REPUBLIKA.CO.ID, DEPOK -- Ormas Islam Hidayatullah mengajak kepada Pemerintah untuk kembali mendengar aspirasi dan jeritan hati rakyat dengan membatalkan Undang-Undang Cipta Kerja Omnibus Law (UU Ciptaker) sebagaimana yang diminta MUI, ormas Islam dan elemen-elemen bangsa lainnya. Hal ini disampaikan Ketua Umum Dewan Pengurus Pusat (DPP) Hidayatullah, Nashirul Haq saat sambutan dalam kegiatan Muyawarah Nasional (Munas) V Hidayatullah yang digelar secara virtual, Kamis (29/10).
"Kembalikan politik menjadi politik yang sehat dan bermartabat. Tegakkan hukum dengan baik karena ini negara hukum, bukan negara kekuasaan. Bela kepentingan jutaan rakyat daripada jadi abdi segelintir konglomerat," ujarnya dalam siaran pers yang diterima Republika.co.id, Kamis (29/10).
Menurut dia, UU Ciptaker berpotensi memperparah kerusakan bumi pertiwi, membuka pintu lebar-lebar bagi para kapitalis, korporasi asing dan aseng untuk mengeruk kekayaan Indonesia sebebas-bebasnya serta segilintir pihak pribumi yang diuntungkan.
"Lengkap sudah keprihatinan kita. Penyalahgunaan kekuasaaan yang telanjang ditampakkan. Islamofobia merajalela, wacana dan diksi Islami justru di-bully, WNA merebut jatah lapangan kerja pribumi," ucapnya.
Nashirul mengatakan, selama lebih 47 tahun Hidatullah sendiri telah memegang teguh kesetiaan, semangat mengabdi kepada Ilahi, berkhidmat untuk agama dan ummat, serta berkhidmat untuk NKRI melalui berbagai program di bidang pendidikan, dakwah, sosial, dan ekonomi keummatan.
"Karenanya, komitmen Hidayatullah untuk umat bangsa ini tidak perlu diragukan lagi," katanya.
Kegiatan Munas V Hidayatullah tersebut berpusat di Kampus Pondok Pesantren Hidayatullah Depok, Jawa Barat, dan siarkan secara live melalui kanal Youtube Hidayatullah. Munas Hidayatullah dibuka secara resmi oleh Pimpinan Umum Hidayatullah, Ustaz Abdurrahman Muhammad.
Munas Hidayatullah kali ini mengangkat tema “Meneguhkan Komitmen Keummatan Menuju Indonesia Bermartabat”. Menurut Nashirul, tema tersebut merupakan sebuah komitmen untuk mewujudkan cita-cita pendiri negeri ini, yaitu terwujudnya Indonesia yang dijiwai oleh nilai-nilai keagamaan, berkeadaban, bersatu, dan berkeadilan sosial.
"Inilah jiwa kehidupan berbangsa dan bernegara yang harus terus diperjuangkan. Dan dengan inilah Indonesia menjadi negara yang berdaulat dan bermartabat," kata Nashirul.

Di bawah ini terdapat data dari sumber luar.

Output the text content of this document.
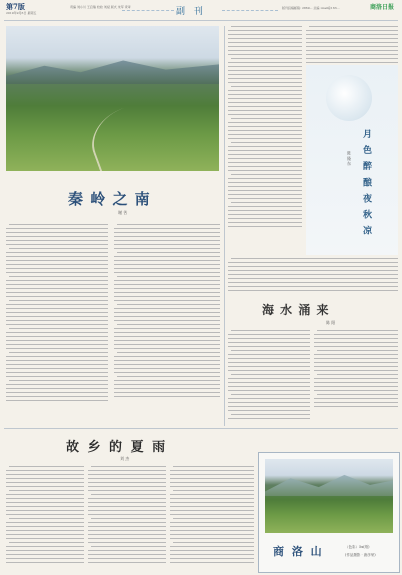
第7版
2019年9月6日 星期五
责编 刘小川 王启瑞 校检 刘斌 版式 朱军 责审	副 刊	版刊投稿邮箱: 2869... 总编 :mail@163...	商洛日报
秦 岭 之 南
谢 苦	月 色 醉 酿 夜 秋 凉
陈 隆 东
海 水 涌 来
陈 阳
故 乡 的 夏 雨
刘 杰
商 洛 山	（色彩）5x(纸)
(作品摄影 · 唐彦荣)
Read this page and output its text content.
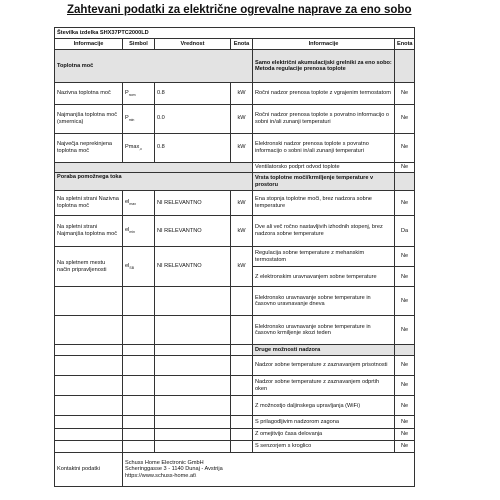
Zahtevani podatki za električne ogrevalne naprave za eno sobo
Številka izdelka SHX37PTC2000LD					
Informacije	Simbol	Vrednost	Enota	Informacije	Enota
Toplotna moč				Samo električni akumulacijski grelniki za eno sobo: Metoda regulacije prenosa toplote	
Nazivna toplotna moč	$P_{nom}$	0.8	kW	Ročni nadzor prenosa toplote z vgrajenim termostatom	Ne
Najmanjša toplotna moč (smernica)	$P_{min}$	0.0	kW	Ročni nadzor prenosa toplote s povratno informacijo o sobni in/ali zunanji temperaturi	Ne
Največja neprekinjena toplotna moč	Pmax$_{,c}$	0.8	kW	Elektronski nadzor prenosa toplote s povratno informacijo o sobni in/ali zunanji temperaturi	Ne
				Ventilatorsko podprt odvod toplote	Ne
Poraba pomožnega toka				Vrsta toplotne moči/krmiljenje temperature v prostoru	
Na spletni strani Nazivna toplotna moč	$el_{max}$	NI RELEVANTNO	kW	Ena stopnja toplotne moči, brez nadzora sobne temperature	Ne
Na spletni strani Najmanjša toplotna moč	$el_{min}$	NI RELEVANTNO	kW	Dve ali več ročno nastavljivih izhodnih stopenj, brez nadzora sobne temperature	Da
Na spletnem mestu način pripravljenosti	$el_{SB}$	NI RELEVANTNO	kW	Regulacija sobne temperature z mehanskim termostatom	Ne
				Z elektronskim uravnavanjem sobne temperature	Ne
				Elektronsko uravnavanje sobne temperature in časovno uravnavanje dneva	Ne
				Elektronsko uravnavanje sobne temperature in časovno krmiljenje skozi teden	Ne
				Druge možnosti nadzora	
				Nadzor sobne temperature z zaznavanjem prisotnosti	Ne
				Nadzor sobne temperature z zaznavanjem odprtih oken	Ne
				Z možnostjo daljinskega upravljanja (WiFi)	Ne
				S prilagodljivim nadzorom zagona	Ne
				Z omejitvijo časa delovanja	Ne
				S senzorjem s kroglico	Ne
Kontaktni podatki	Schuss Home Electronic GmbH
Scheringgasse 3 - 1140 Dunaj - Avstrija
https://www.schuss-home.at\				
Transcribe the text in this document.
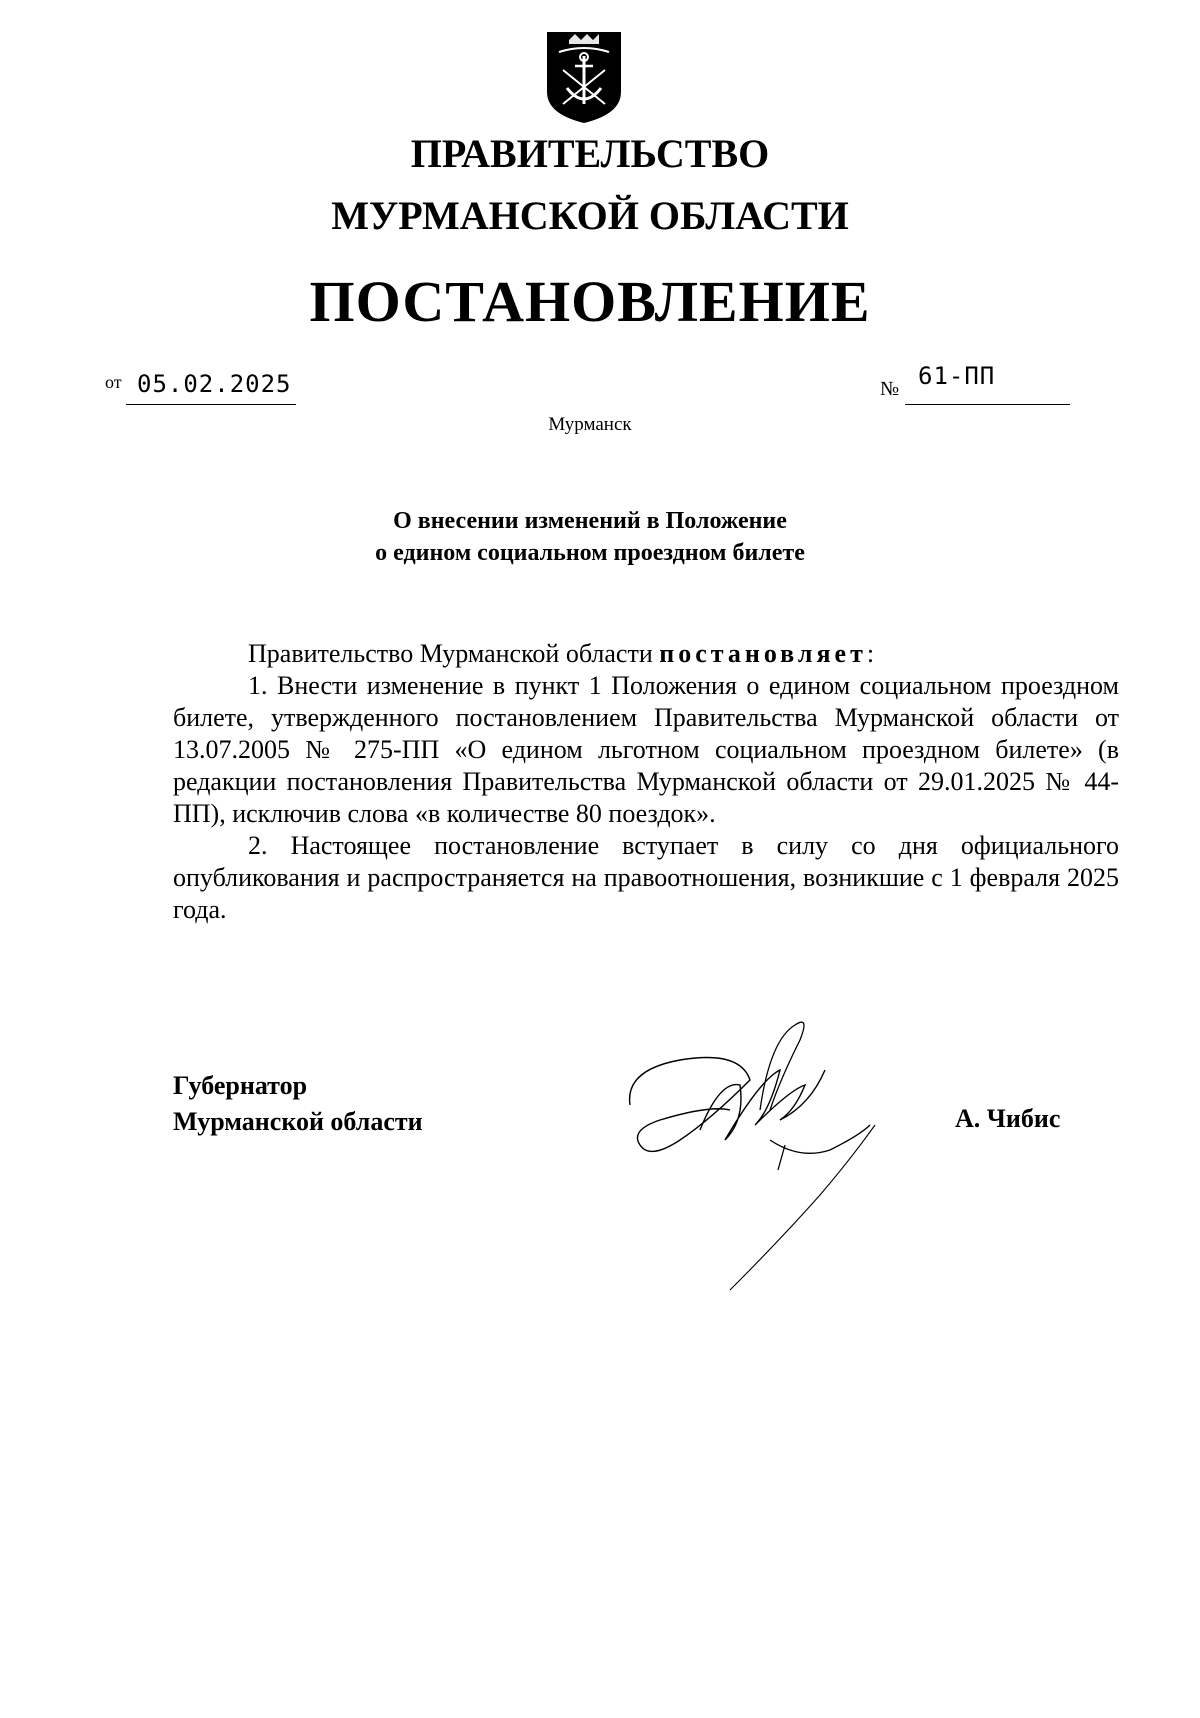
ПРАВИТЕЛЬСТВО
МУРМАНСКОЙ ОБЛАСТИ
ПОСТАНОВЛЕНИЕ
от 05.02.2025	№ 61-ПП
Мурманск
О внесении изменений в Положение
о едином социальном проездном билете

Правительство Мурманской области постановляет:

1. Внести изменение в пункт 1 Положения о едином социальном проездном билете, утвержденного постановлением Правительства Мурманской области от 13.07.2005 № 275-ПП «О едином льготном социальном проездном билете» (в редакции постановления Правительства Мурманской области от 29.01.2025 № 44-ПП), исключив слова «в количестве 80 поездок».

2. Настоящее постановление вступает в силу со дня официального опубликования и распространяется на правоотношения, возникшие с 1 февраля 2025 года.

Губернатор
Мурманской области	А. Чибис
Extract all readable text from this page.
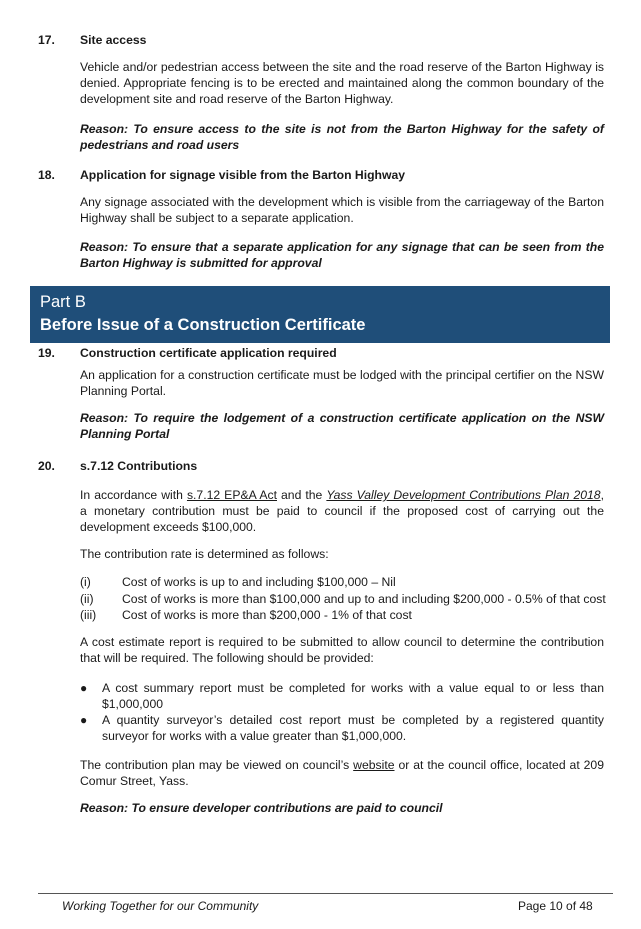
17. Site access

Vehicle and/or pedestrian access between the site and the road reserve of the Barton Highway is denied. Appropriate fencing is to be erected and maintained along the common boundary of the development site and road reserve of the Barton Highway.

Reason: To ensure access to the site is not from the Barton Highway for the safety of pedestrians and road users

18. Application for signage visible from the Barton Highway

Any signage associated with the development which is visible from the carriageway of the Barton Highway shall be subject to a separate application.

Reason: To ensure that a separate application for any signage that can be seen from the Barton Highway is submitted for approval

Part B
Before Issue of a Construction Certificate
19. Construction certificate application required

An application for a construction certificate must be lodged with the principal certifier on the NSW Planning Portal.

Reason: To require the lodgement of a construction certificate application on the NSW Planning Portal

20. s.7.12 Contributions

In accordance with s.7.12 EP&A Act and the Yass Valley Development Contributions Plan 2018, a monetary contribution must be paid to council if the proposed cost of carrying out the development exceeds $100,000.

The contribution rate is determined as follows:

(i)	Cost of works is up to and including $100,000 – Nil
(ii) Cost of works is more than $100,000 and up to and including $200,000 - 0.5% of that cost
(iii) Cost of works is more than $200,000 - 1% of that cost

A cost estimate report is required to be submitted to allow council to determine the contribution that will be required. The following should be provided:

● A cost summary report must be completed for works with a value equal to or less than $1,000,000

● A quantity surveyor’s detailed cost report must be completed by a registered quantity surveyor for works with a value greater than $1,000,000.

The contribution plan may be viewed on council’s website or at the council office, located at 209 Comur Street, Yass.

Reason: To ensure developer contributions are paid to council

Working Together for our Community	Page 10 of 48
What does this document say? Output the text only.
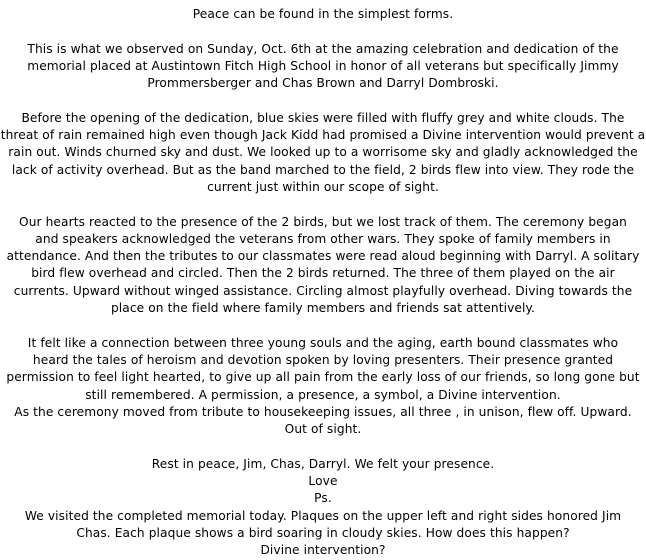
Peace can be found in the simplest forms.
This is what we observed on Sunday, Oct. 6th at the amazing celebration and dedication of the
memorial placed at Austintown Fitch High School in honor of all veterans but specifically Jimmy
Prommersberger and Chas Brown and Darryl Dombroski.
Before the opening of the dedication, blue skies were filled with fluffy grey and white clouds. The
threat of rain remained high even though Jack Kidd had promised a Divine intervention would prevent a
rain out. Winds churned sky and dust. We looked up to a worrisome sky and gladly acknowledged the
lack of activity overhead. But as the band marched to the field, 2 birds flew into view. They rode the
current just within our scope of sight.
Our hearts reacted to the presence of the 2 birds, but we lost track of them. The ceremony began
and speakers acknowledged the veterans from other wars. They spoke of family members in
attendance. And then the tributes to our classmates were read aloud beginning with Darryl. A solitary
bird flew overhead and circled. Then the 2 birds returned. The three of them played on the air
currents. Upward without winged assistance. Circling almost playfully overhead. Diving towards the
place on the field where family members and friends sat attentively.
It felt like a connection between three young souls and the aging, earth bound classmates who
heard the tales of heroism and devotion spoken by loving presenters. Their presence granted
permission to feel light hearted, to give up all pain from the early loss of our friends, so long gone but
still remembered. A permission, a presence, a symbol, a Divine intervention.
As the ceremony moved from tribute to housekeeping issues, all three , in unison, flew off. Upward.
Out of sight.
Rest in peace, Jim, Chas, Darryl. We felt your presence.
Love
Ps.
We visited the completed memorial today. Plaques on the upper left and right sides honored Jim
Chas. Each plaque shows a bird soaring in cloudy skies. How does this happen?
Divine intervention?
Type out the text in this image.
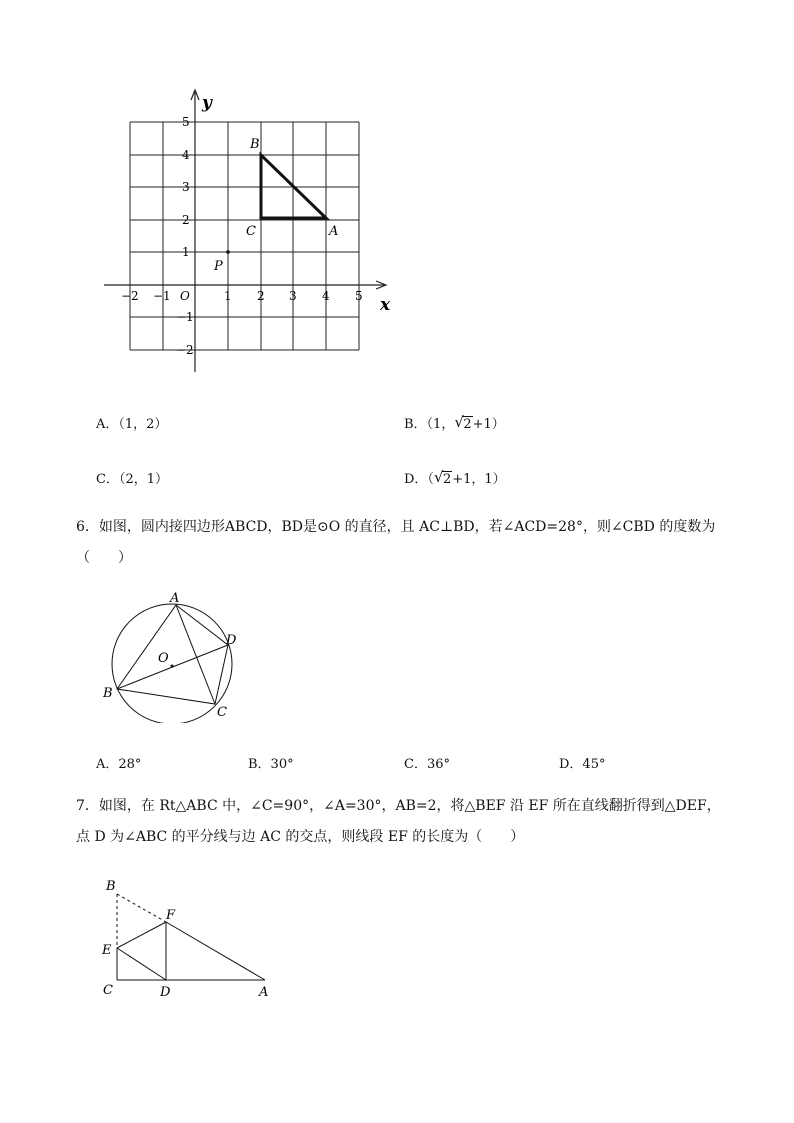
x
y
O
−2 −1	1 2 3 4 5
5
4
3
2
1
−1
−2
B
C	A
P
A．（1，2）	B．（1， √ 2+1）
C．（2，1）	D．（ √ 2+1，1）
6．如图，圆内接四边形ABCD，BD是⊙O 的直径，且 AC⊥BD，若∠ACD=28°，则∠CBD 的度数为（　　）
A
D
O
B
C
A．28°	B．30°	C．36°	D．45°
7．如图，在 Rt△ABC 中，∠C=90°，∠A=30°，AB=2，将△BEF 沿 EF 所在直线翻折得到△DEF，点 D 为∠ABC 的平分线与边 AC 的交点，则线段 EF 的长度为（　　）
B
F
E
C	D	A
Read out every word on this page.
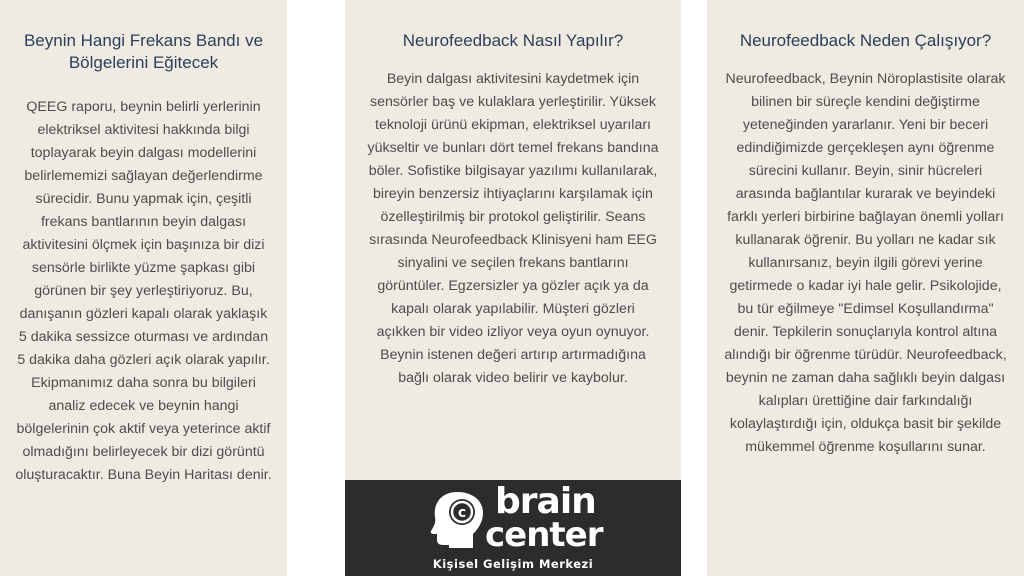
Beynin Hangi Frekans Bandı ve Bölgelerini Eğitecek

QEEG raporu, beynin belirli yerlerinin elektriksel aktivitesi hakkında bilgi toplayarak beyin dalgası modellerini belirlememizi sağlayan değerlendirme sürecidir. Bunu yapmak için, çeşitli frekans bantlarının beyin dalgası aktivitesini ölçmek için başınıza bir dizi sensörle birlikte yüzme şapkası gibi görünen bir şey yerleştiriyoruz. Bu, danışanın gözleri kapalı olarak yaklaşık 5 dakika sessizce oturması ve ardından 5 dakika daha gözleri açık olarak yapılır. Ekipmanımız daha sonra bu bilgileri analiz edecek ve beynin hangi bölgelerinin çok aktif veya yeterince aktif olmadığını belirleyecek bir dizi görüntü oluşturacaktır. Buna Beyin Haritası denir.

Neurofeedback Nasıl Yapılır?

Beyin dalgası aktivitesini kaydetmek için sensörler baş ve kulaklara yerleştirilir. Yüksek teknoloji ürünü ekipman, elektriksel uyarıları yükseltir ve bunları dört temel frekans bandına böler. Sofistike bilgisayar yazılımı kullanılarak, bireyin benzersiz ihtiyaçlarını karşılamak için özelleştirilmiş bir protokol geliştirilir. Seans sırasında Neurofeedback Klinisyeni ham EEG sinyalini ve seçilen frekans bantlarını görüntüler. Egzersizler ya gözler açık ya da kapalı olarak yapılabilir. Müşteri gözleri açıkken bir video izliyor veya oyun oynuyor. Beynin istenen değeri artırıp artırmadığına bağlı olarak video belirir ve kaybolur.

Neurofeedback Neden Çalışıyor?

Neurofeedback, Beynin Nöroplastisite olarak bilinen bir süreçle kendini değiştirme yeteneğinden yararlanır. Yeni bir beceri edindiğimizde gerçekleşen aynı öğrenme sürecini kullanır. Beyin, sinir hücreleri arasında bağlantılar kurarak ve beyindeki farklı yerleri birbirine bağlayan önemli yolları kullanarak öğrenir. Bu yolları ne kadar sık kullanırsanız, beyin ilgili görevi yerine getirmede o kadar iyi hale gelir. Psikolojide, bu tür eğilmeye "Edimsel Koşullandırma" denir. Tepkilerin sonuçlarıyla kontrol altına alındığı bir öğrenme türüdür. Neurofeedback, beynin ne zaman daha sağlıklı beyin dalgası kalıpları ürettiğine dair farkındalığı kolaylaştırdığı için, oldukça basit bir şekilde mükemmel öğrenme koşullarını sunar.

c brain
center
Kişisel Gelişim Merkezi
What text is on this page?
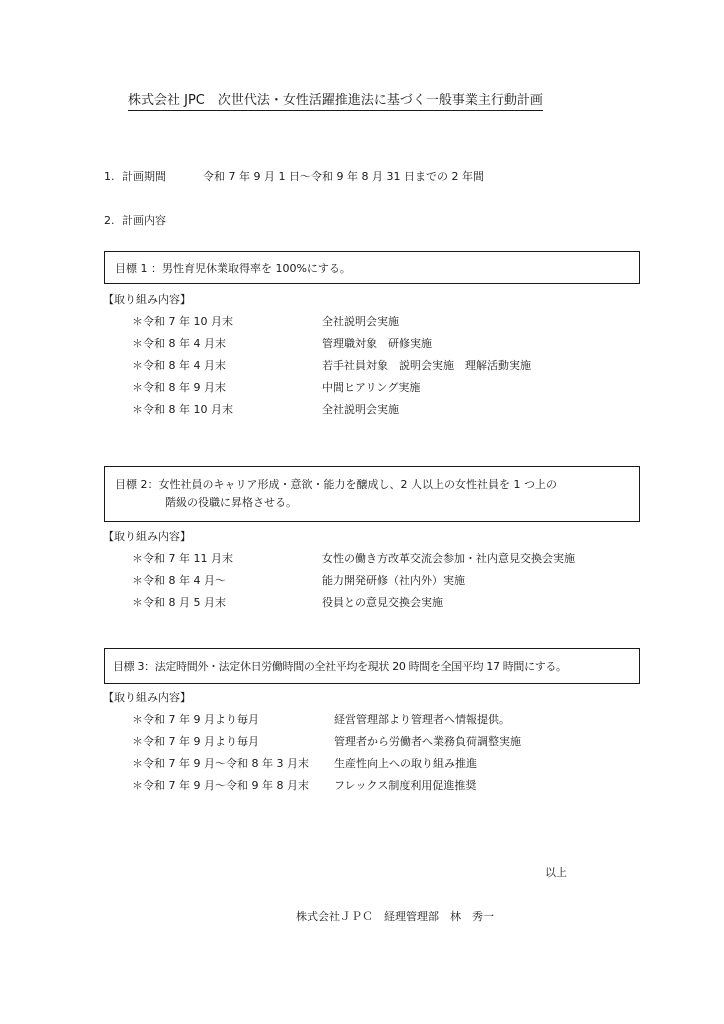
株式会社 JPC　次世代法・女性活躍推進法に基づく一般事業主行動計画
1. 計画期間	令和 7 年 9 月 1 日～令和 9 年 8 月 31 日までの 2 年間
2. 計画内容
目標 1 ：男性育児休業取得率を 100%にする。
【取り組み内容】
＊令和 7 年 10 月末	全社説明会実施
＊令和 8 年 4 月末	管理職対象　研修実施
＊令和 8 年 4 月末	若手社員対象　説明会実施　理解活動実施
＊令和 8 年 9 月末	中間ヒアリング実施
＊令和 8 年 10 月末	全社説明会実施
目標 2：女性社員のキャリア形成・意欲・能力を醸成し、2 人以上の女性社員を 1 つ上の
階級の役職に昇格させる。
【取り組み内容】
＊令和 7 年 11 月末	女性の働き方改革交流会参加・社内意見交換会実施
＊令和 8 年 4 月～	能力開発研修（社内外）実施
＊令和 8 月 5 月末	役員との意見交換会実施
目標 3：法定時間外・法定休日労働時間の全社平均を現状 20 時間を全国平均 17 時間にする。
【取り組み内容】
＊令和 7 年 9 月より毎月	経営管理部より管理者へ情報提供。
＊令和 7 年 9 月より毎月	管理者から労働者へ業務負荷調整実施
＊令和 7 年 9 月～令和 8 年 3 月末 生産性向上への取り組み推進
＊令和 7 年 9 月～令和 9 年 8 月末 フレックス制度利用促進推奨
以上
株式会社ＪＰＣ　経理管理部　林　秀一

Dia menjelaskan, tema ini merupakan sebuah rasa syukur, sekaligus kebanggaan atas kiprah Hidayatullah selama ini untuk memberikan sumbangsih nyata bagi kehidupan berbangsa, bersama pemerintah dan masyarakat menjalankan misi mulia membangun Indonesia yang berperadaban.
Namun, menurut dia, hehidupan berbangsa dan bernegara saat ini tidak sedang baik-baik saja. Dia menyebutkan pandemi Covid-19 sepertinya sudah menjadi sebuah realitas yang harus diterima dan dihadapi dengan kesabaran dan optimisme untuk bisa menanggulanginya.
"Pandemi yang semakin memperparah krisis ekonomi, tidak menghalangi untuk menjadi lebih arif dan mengambil hikmah atas kondisi yang terjadi. Kita semakin lebih peduli bahkan kesetiakawanan dan kepedulian sosial kita bisa lebih tumbuh," jelasnya.
Nashirul menambahkan, dalam suasana penuh keprihatinan seperti ini sayangnya ada sebagian dari bangsa ini, yang dipundaknya amanah kekuasaan disandang, justru memanfaatkan kesempatan dalam kesempitan, terkesan sembunyi-sembunyi, mempersulit akses publik untuk tahu, telah membuat kebijakan-kebijakan bahkan undang-undang yang berpotensi merugikan dan memarjinalkan rakyat Indonesia.